Oblique Views: Archaeology, Photography, and Time


October 25, 2015 through May 25, 2017

For the first time in Oblique Views: Archaeology, Photography, and Time, large prints of Heisey’s stunning images will be paired directly with the Lindberghs’. The exhibition opens October 25, 2015 and runs through May 2017 at the Museum of Indian Arts and Culture. During 2007 and 2008, flying at alarmingly low altitudes and slow speeds, Adriel Heisey leaned out the door of his light plane, and holding his camera with both hands, re-photographed some of the Southwest’s most significant archaeological sites that Charles Lindbergh and his new bride Anne photographed in 1929.

Indian Country: The Art of David Bradley


February 15, 2015 through January 16, 2016

Indian Country: The Art of David Bradley opens at the Museum of Indian Arts and Culture February 15, 2015 and runs through January 16 2016. On view will be 32 works of art spanning his career, including paintings, mixed media works, and bronze sculptures.

Turquoise, Water, Sky: The Stone and Its Meaning


April 13, 2014 through May 2, 2016

Turquoise, Water, Sky: The Stone and Its Meaning highlights the Museum’s extensive collection of Southwestern turquoise jewelry and presents all aspects of the stone, from geology, mining and history, to questions of authenticity and value. Hundreds of necklaces, bracelets, belts, rings, earrings, silver boxes and other objects illustrate the stone’s use and its deep significance to the people of the region.  
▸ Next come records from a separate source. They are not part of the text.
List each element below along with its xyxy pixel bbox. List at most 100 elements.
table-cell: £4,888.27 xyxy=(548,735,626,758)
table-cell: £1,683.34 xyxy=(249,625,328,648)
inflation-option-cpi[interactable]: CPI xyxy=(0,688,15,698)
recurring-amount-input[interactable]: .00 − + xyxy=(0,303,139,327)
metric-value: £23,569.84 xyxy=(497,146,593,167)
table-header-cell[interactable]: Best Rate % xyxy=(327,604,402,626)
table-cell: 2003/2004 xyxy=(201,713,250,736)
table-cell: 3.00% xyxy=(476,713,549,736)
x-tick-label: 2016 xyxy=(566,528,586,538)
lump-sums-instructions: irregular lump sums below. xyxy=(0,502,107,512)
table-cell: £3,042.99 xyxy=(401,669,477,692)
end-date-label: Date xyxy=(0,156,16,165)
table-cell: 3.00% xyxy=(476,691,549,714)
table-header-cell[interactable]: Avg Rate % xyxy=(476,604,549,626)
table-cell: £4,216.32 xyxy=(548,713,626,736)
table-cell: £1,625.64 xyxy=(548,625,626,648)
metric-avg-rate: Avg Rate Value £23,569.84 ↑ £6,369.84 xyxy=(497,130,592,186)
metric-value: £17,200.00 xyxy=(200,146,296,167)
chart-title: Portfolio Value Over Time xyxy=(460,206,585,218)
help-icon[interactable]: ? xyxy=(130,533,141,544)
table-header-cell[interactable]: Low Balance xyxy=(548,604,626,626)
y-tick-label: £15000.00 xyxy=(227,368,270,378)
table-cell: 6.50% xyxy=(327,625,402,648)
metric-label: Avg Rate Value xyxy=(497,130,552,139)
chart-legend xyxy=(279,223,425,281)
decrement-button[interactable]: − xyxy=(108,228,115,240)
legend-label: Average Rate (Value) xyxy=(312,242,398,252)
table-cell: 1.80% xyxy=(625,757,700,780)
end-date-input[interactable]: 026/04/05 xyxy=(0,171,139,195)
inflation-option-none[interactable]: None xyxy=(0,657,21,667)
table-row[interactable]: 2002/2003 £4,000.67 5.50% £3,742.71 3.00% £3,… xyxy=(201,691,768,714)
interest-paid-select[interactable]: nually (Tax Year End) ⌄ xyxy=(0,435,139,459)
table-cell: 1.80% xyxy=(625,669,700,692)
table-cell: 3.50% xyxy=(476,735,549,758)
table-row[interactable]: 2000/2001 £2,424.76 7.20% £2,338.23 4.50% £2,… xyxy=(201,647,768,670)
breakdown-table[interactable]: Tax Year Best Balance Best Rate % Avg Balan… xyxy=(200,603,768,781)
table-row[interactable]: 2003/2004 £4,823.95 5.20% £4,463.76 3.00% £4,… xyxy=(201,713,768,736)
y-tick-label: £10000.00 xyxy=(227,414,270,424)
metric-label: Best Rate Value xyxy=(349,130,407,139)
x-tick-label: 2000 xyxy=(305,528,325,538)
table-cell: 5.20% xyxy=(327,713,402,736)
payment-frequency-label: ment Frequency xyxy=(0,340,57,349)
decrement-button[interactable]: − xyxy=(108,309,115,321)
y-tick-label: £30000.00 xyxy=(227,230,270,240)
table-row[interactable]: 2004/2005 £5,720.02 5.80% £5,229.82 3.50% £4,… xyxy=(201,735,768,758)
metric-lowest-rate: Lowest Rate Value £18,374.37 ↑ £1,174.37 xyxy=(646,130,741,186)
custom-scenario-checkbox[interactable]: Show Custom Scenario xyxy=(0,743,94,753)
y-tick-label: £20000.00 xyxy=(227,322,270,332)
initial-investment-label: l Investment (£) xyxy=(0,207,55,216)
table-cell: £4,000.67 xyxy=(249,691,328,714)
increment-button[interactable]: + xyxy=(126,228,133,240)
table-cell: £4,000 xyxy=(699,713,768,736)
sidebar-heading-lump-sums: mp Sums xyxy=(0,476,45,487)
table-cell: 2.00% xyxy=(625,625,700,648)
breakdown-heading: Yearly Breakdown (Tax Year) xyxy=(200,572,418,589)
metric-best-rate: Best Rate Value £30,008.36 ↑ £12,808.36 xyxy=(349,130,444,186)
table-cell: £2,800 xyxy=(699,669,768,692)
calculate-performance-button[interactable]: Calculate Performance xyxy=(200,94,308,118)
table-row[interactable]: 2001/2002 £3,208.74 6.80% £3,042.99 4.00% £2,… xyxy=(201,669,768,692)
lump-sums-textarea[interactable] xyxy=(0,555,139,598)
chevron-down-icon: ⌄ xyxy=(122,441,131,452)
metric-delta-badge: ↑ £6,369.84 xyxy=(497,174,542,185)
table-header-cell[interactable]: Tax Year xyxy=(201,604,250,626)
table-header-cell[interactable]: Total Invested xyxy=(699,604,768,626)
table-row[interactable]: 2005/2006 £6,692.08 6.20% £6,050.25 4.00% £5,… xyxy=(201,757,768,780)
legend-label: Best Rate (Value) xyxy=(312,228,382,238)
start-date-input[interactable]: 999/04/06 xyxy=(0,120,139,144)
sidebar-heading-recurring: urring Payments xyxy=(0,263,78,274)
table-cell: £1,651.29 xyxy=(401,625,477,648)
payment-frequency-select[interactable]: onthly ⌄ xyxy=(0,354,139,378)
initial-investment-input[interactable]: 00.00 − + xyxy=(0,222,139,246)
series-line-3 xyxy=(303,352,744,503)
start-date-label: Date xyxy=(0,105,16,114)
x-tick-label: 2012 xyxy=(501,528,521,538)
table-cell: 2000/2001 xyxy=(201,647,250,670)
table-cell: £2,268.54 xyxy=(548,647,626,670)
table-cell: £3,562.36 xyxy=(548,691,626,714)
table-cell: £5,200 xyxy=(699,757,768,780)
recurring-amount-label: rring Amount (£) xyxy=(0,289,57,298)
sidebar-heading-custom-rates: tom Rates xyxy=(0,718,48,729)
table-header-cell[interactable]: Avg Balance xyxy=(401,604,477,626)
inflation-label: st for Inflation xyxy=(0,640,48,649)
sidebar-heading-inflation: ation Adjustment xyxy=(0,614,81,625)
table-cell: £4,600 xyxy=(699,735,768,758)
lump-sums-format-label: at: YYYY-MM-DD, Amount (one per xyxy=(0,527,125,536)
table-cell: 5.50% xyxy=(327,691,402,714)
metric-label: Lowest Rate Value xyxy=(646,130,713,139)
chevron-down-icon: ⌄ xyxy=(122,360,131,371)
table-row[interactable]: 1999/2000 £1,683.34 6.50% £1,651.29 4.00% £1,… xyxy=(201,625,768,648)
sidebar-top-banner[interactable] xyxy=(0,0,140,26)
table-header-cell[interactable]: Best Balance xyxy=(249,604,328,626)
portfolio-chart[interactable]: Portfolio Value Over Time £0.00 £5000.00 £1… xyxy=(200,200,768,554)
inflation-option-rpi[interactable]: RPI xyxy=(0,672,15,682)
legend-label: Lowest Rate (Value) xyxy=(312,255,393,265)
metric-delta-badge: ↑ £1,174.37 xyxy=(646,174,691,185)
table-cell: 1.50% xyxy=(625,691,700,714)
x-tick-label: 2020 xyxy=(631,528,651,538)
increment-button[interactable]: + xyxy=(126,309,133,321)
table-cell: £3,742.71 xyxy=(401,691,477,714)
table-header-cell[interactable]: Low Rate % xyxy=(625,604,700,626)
The Buchsbaum Gallery of Southwestern Pottery


On long-term display

The Buchsbaum Gallery features each of the Pueblos of New Mexico and Arizona in a selection of pieces that represent the development of a community tradition. In addition, a changing area of the gallery, entitled Traditions Today highlights the evolving contemporary traditions of the ancient art of pottery making.

Here, Now and Always


On long-term display

Here, Now, and Always is a major exhibition based on eight years of collaboration among Native American elders, artists, scholars, teachers, writers and museum professionals. Voices of fifty Native Americans guide visitors through the Southwest's indigenous communities and their challenging landscapes. More than 1,300 artifacts from the Museum's collections are displayed accompanied by poetry, story, song and scholarly discussion.